歯を複数本失っている場合、1本ずつインプラントを埋入する方法だけでなく、本数によっては治療計画そのものを見直した方が費用・身体的負担を抑えられることがある。何本までなら通常のインプラント治療で対応し、どこからブリッジ型の選択肢を検討すべきかを理解しておくことが重要だ。

本数による治療方針の違い

  • 1〜2本の欠損:それぞれの部位に1本ずつインプラントを埋入するのが基本的な治療方針
  • 3本以上連続した欠損:すべての欠損部にインプラントを入れるのではなく、両端に埋入したインプラントで人工歯をブリッジのように連結する「インプラントブリッジ」という選択肢がある
  • 片顎すべての歯を失っている場合:4〜6本程度のインプラントで片顎全体の人工歯を支える「オールオン4・オールオン6」という治療法が検討される

複数本治療の費用の考え方

1本あたりの費用を単純に本数分掛け算すると高額になりがちだが、インプラントブリッジやオールオン4のような治療法を選ぶことで、埋入本数を抑えながら広範囲を治療できるため、トータル費用を抑えられる可能性がある。
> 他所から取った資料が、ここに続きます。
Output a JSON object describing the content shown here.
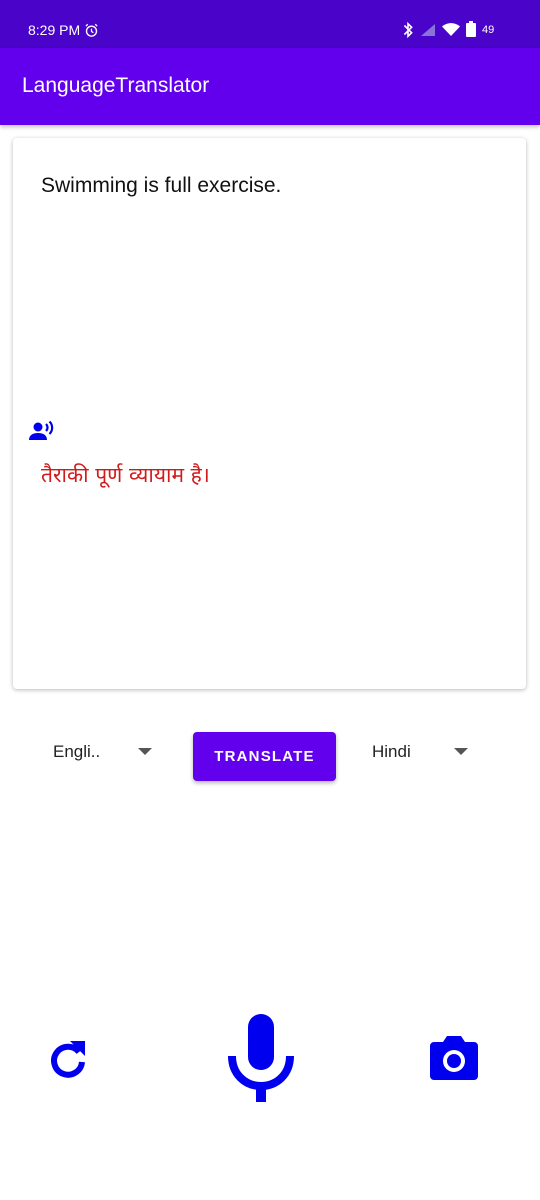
{
  "status_bar": {
    "time": "8:29 PM",
    "battery": "49",
    "icons": [
      "alarm-icon",
      "bluetooth-icon",
      "signal-icon",
      "wifi-icon",
      "battery-icon"
    ]
  },
  "app_bar": {
    "title": "LanguageTranslator"
  },
  "translation_card": {
    "source_text": "Swimming is full exercise.",
    "translated_text": "तैराकी पूर्ण व्यायाम है।",
    "speak_icon": "record-voice-icon"
  },
  "controls": {
    "source_language": "Engli..",
    "target_language": "Hindi",
    "translate_label": "TRANSLATE"
  },
  "bottom_actions": {
    "icons": [
      "refresh-icon",
      "microphone-icon",
      "camera-icon"
    ]
  },
  "colors": {
    "status_bar": "#4a04c9",
    "primary": "#6200ee",
    "accent_icon": "#0000ee",
    "translated_text": "#d11a1a"
  }
}
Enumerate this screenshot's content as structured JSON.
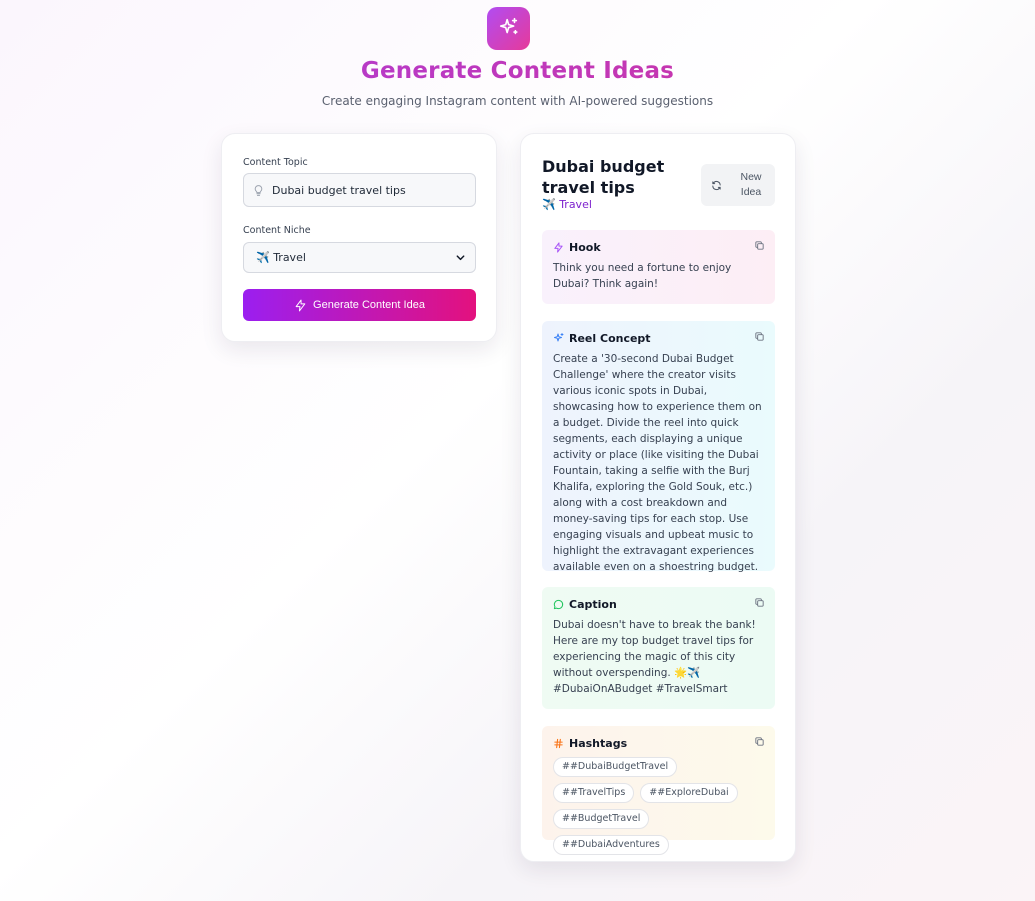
{
  "header": {
    "title": "Generate Content Ideas",
    "subtitle": "Create engaging Instagram content with AI-powered suggestions",
    "logo_icon": "sparkles-icon"
  },
  "form": {
    "topic_label": "Content Topic",
    "topic_value": "Dubai budget travel tips",
    "topic_icon": "lightbulb-icon",
    "niche_label": "Content Niche",
    "niche_selected": "✈️ Travel",
    "generate_label": "Generate Content Idea",
    "generate_icon": "lightning-icon"
  },
  "result": {
    "title": "Dubai budget travel tips",
    "niche": "✈️ Travel",
    "new_idea_label": "New Idea",
    "new_idea_icon": "refresh-icon",
    "sections": {
      "hook": {
        "title": "Hook",
        "icon": "lightning-icon",
        "body": "Think you need a fortune to enjoy Dubai? Think again!"
      },
      "reel": {
        "title": "Reel Concept",
        "icon": "sparkles-icon",
        "body": "Create a '30-second Dubai Budget Challenge' where the creator visits various iconic spots in Dubai, showcasing how to experience them on a budget. Divide the reel into quick segments, each displaying a unique activity or place (like visiting the Dubai Fountain, taking a selfie with the Burj Khalifa, exploring the Gold Souk, etc.) along with a cost breakdown and money-saving tips for each stop. Use engaging visuals and upbeat music to highlight the extravagant experiences available even on a shoestring budget."
      },
      "caption": {
        "title": "Caption",
        "icon": "chat-bubble-icon",
        "body": "Dubai doesn't have to break the bank! Here are my top budget travel tips for experiencing the magic of this city without overspending. 🌟✈️ #DubaiOnABudget #TravelSmart"
      },
      "hashtags": {
        "title": "Hashtags",
        "icon": "hash-icon",
        "tags": [
          "##DubaiBudgetTravel",
          "##TravelTips",
          "##ExploreDubai",
          "##BudgetTravel",
          "##DubaiAdventures"
        ]
      }
    }
  },
  "colors": {
    "accent_start": "#9b1ff0",
    "accent_end": "#e3117e",
    "niche_text": "#7e22ce"
  }
}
ただし適用できるかどうかは顎の骨の状態によって左右されるため、CT撮影などの精密検査を経て判断する必要がある。

治療計画を立てる際の注意点

  • 骨造成の必要性を早めに確認する:本数が多いほど、骨量不足による追加費用(骨造成手術)が発生するリスクも高まる
  • 治療期間が長くなることを見込んでおく:複数本の治療は仮歯の期間を含め、通常より長い治療スケジュールになることが多い
  • 複数のクリニックでセカンドオピニオンを取る:治療方針(本数・オールオン4等の適用可否)はクリニックによって判断が分かれることがあるため、比較検討する価値がある

まとめ

複数本のインプラント治療では、単純に本数分の費用がかかるとは限らず、インプラントブリッジやオールオン4といった治療法によって費用・身体的負担を抑えられる可能性がある。精密検査の結果をもとに、複数の治療計画を比較検討することが後悔しない選択につながる。